Enhancing Upland Adaptation to Multidimensional Shocks and Stressors for Improving Livelihood and Landscape
Landscape of settlement and farming area in Pagar Alam
A female smallholder dries the coffee cherries in her yard
World Agroforestry Centre (ICRAF)
Pagar Alam is an upland coffee production area, located in the upstream of Musi, one of the largest and critical watersheds in Sumatra, Indonesia. This area faces various environmental and economic challenges that contribute to smallholders’ vulnerability. The previous capacity building initiative for local farmers by the government was mainly focused on productivity and quality, without integrating any strategy to improve farmers’ resilience or any strategy on landscape conservation. Therefore, this project undertook vulnerability and farming profitability assessments to gain a better understanding of smallholders’ vulnerability. The assessment indicated the need to reduce socio-economic vulnerability to lower the threat of degradation towards the upland landscape, by connecting smallholders to a better coffee market. Based on the assessment results, the team collaborated with NedCoffee and Starbucks Farmers Support Centre to organise a Sustainable Coffee Workshop for coffee stakeholders. The project also facilitated coffee farmer groups to access a better coffee market as well as access funding from the banking sector. The project shows that vulnerability to socio-economic shocks could drive further environmental degradation, and that adaptation requires a holistic approach taking into account local livelihood and landscape integrity. Opportunities are available to link the commodity market with initiatives to maintain landscape quality while improving the local livelihood through sustainable agricultural practices. A multi-scale collaboration with the government and private sector is required to promote the approach.

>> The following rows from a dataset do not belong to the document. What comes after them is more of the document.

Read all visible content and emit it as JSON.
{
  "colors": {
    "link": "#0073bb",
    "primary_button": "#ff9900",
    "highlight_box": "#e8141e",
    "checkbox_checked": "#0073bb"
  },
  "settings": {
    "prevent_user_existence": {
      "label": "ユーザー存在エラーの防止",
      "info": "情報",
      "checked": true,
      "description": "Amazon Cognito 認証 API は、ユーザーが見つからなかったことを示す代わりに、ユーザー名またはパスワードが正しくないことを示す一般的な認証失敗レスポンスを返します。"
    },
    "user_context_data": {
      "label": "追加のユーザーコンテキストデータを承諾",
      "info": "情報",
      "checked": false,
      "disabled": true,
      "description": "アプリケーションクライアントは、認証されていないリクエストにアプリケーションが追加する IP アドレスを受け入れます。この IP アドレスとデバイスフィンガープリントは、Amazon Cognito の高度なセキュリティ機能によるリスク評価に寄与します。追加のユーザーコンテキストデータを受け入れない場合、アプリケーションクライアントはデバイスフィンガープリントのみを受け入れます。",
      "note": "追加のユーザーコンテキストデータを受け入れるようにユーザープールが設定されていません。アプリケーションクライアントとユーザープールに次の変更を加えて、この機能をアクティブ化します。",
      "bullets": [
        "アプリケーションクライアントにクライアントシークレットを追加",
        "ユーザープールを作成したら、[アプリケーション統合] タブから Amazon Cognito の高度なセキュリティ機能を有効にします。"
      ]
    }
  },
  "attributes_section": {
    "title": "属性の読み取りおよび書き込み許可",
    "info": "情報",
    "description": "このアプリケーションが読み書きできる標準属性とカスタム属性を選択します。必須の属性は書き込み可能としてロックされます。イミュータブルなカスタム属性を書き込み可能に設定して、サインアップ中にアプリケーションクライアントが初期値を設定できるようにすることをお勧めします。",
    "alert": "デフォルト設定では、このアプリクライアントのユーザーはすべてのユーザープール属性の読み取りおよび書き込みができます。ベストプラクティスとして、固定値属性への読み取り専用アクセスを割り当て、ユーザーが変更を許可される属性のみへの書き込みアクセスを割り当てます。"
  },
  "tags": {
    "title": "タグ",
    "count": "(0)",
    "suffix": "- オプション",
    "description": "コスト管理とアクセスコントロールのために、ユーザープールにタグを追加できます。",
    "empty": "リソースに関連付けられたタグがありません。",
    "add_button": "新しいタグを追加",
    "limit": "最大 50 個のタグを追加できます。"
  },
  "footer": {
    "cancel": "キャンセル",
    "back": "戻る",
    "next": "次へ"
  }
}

The project has gained several important achievements, such as:
- Linking market expectations with the landscape conservation efforts
- Multi-scale collaboration with the private sector, including NedCoffee and Starbucks Farmers Centre, thereby strengthening farmers’ capacity and raising their awareness regarding sustainable farming practices
- Improved understanding of the vulnerability of smallholders in the upland region of Indonesia
- Gaining financial support from the banking sector as the seed fund to access a better market
There are at least three key lessons generated from the project activities:
- Upland smallholders’ vulnerability to socio-economic shocks could drive further environmental degradation through short-term intensive farming practices. Adaptation to such vulnerability requires a holistic approach that takes into account local livelihood and landscape integrity.
- Opportunities are available to link the commodity market with initiatives to maintain the upland landscape quality while improving the local livelihood through sustainable agricultural practices.
- Multi-scale efforts involving various stakeholders are required for improving farmers’ resilience. Capacity building at the community and government level is necessary to establish an enabling environment for resilience.